Of those 11,487 possible types, there are six common organizations of the snake puzzle; and they’re often color coded. You can see those iterations on this excellent website. Based on the configurations shown, can you figure out which type you have? Hint: it’s not necessarily related to the green color of your puzzle.  

 

But metagrobology isn’t just about puzzles, it’s sometimes about what else you can learn from them: biologists use the snake cube puzzle to model mechanisms of protein folding. By doing so, they have theorized that the final 3-dimensional structure of some amino acids may in fact be determined by the pattern in which they fold; it’s like saying the snake form of your puzzle was back engineered because they needed a shape that could be folded into that 3 x 3 cube (which is sort of true). You can read one such study here.

 

The burr puzzle is quite different from the snake, but just as interesting! Burr puzzles have been around for literally hundreds of years, and possibly thousands: there are theories they evolved from Chinese woodworking techniques first developed in the 4th century BCE, and the first one shown in print turns up in the 1698 book Cyclopædia: or, An Universal Dictionary of Arts and Sciences.
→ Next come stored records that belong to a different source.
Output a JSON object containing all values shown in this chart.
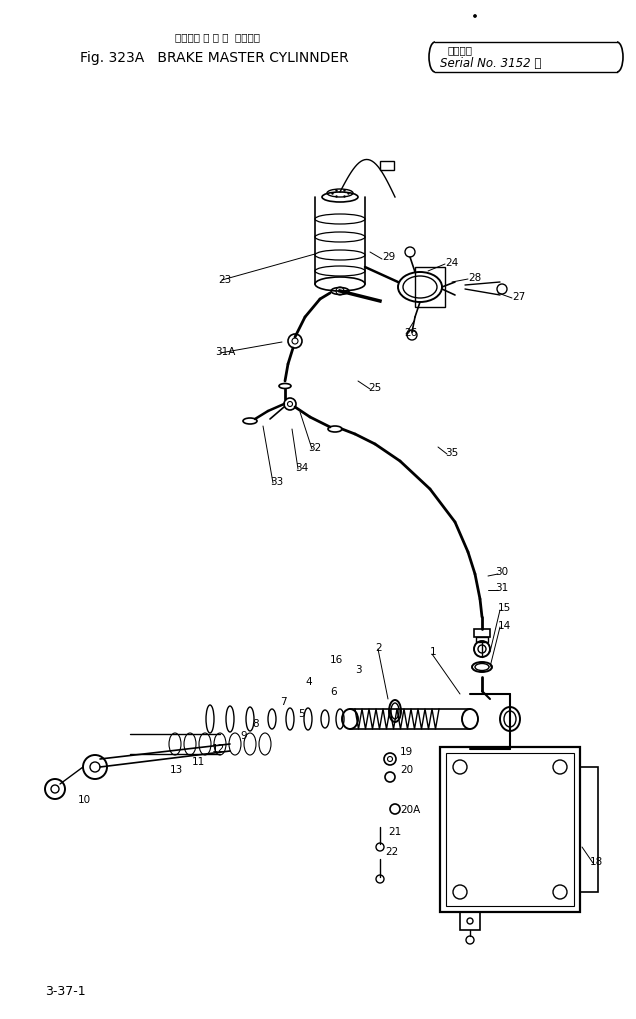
{
  "title_japanese": "ブレーキ マ ス タ  シリンダ",
  "title_english": "Fig. 323A   BRAKE MASTER CYLINNDER",
  "serial_top": "適用号機",
  "serial_label": "Serial No. 3152 ～",
  "page_label": "3-37-1",
  "bg_color": "#ffffff",
  "lc": "#000000",
  "figsize": [
    6.36,
    10.2
  ],
  "dpi": 100
}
They became especially popular after metagrobologist Edwin Wyatt included them in his famous 1928 book on wooden puzzles. Wyatt called them "burr puzzles" because the shape reminded him of the burr seeds that sometimes get caught on your clothes when you go hiking.

 

In the 1970s, Bill Cutler and Arthur Cross started analyzing burr puzzles, calculating how many different ways the pieces could be shaped, and the number of burr puzzles you could create from those pieces. Your burr is what they call a “classic” 6-piece burr, which has 26 possible piece shapes that can be assembled into a puzzle in one of 314 different ways (though each puzzle has only one solution). They even figured out a way to make a puzzle called a Holey 6 Piece Burr, featuring “blind alley, internal space” pieces, whose shapes can be formed into a total of 35,657,131,235 different puzzles! They calculated this out in 1990; at that time the standard computing speed was 8 mhz, at which rate it would have taken 62.5 years of computer time to crunch the numbers. Cutler and Cross were able to cut that down by using the fastest computers of the day, including a Cray-1, one of the first supercomputers.

 

The Snake and Burr puzzles are mathematical conundrums, engaging problem solving games, and inspirations for scientific discovery, and we hope you enjoy solving them as much as we do!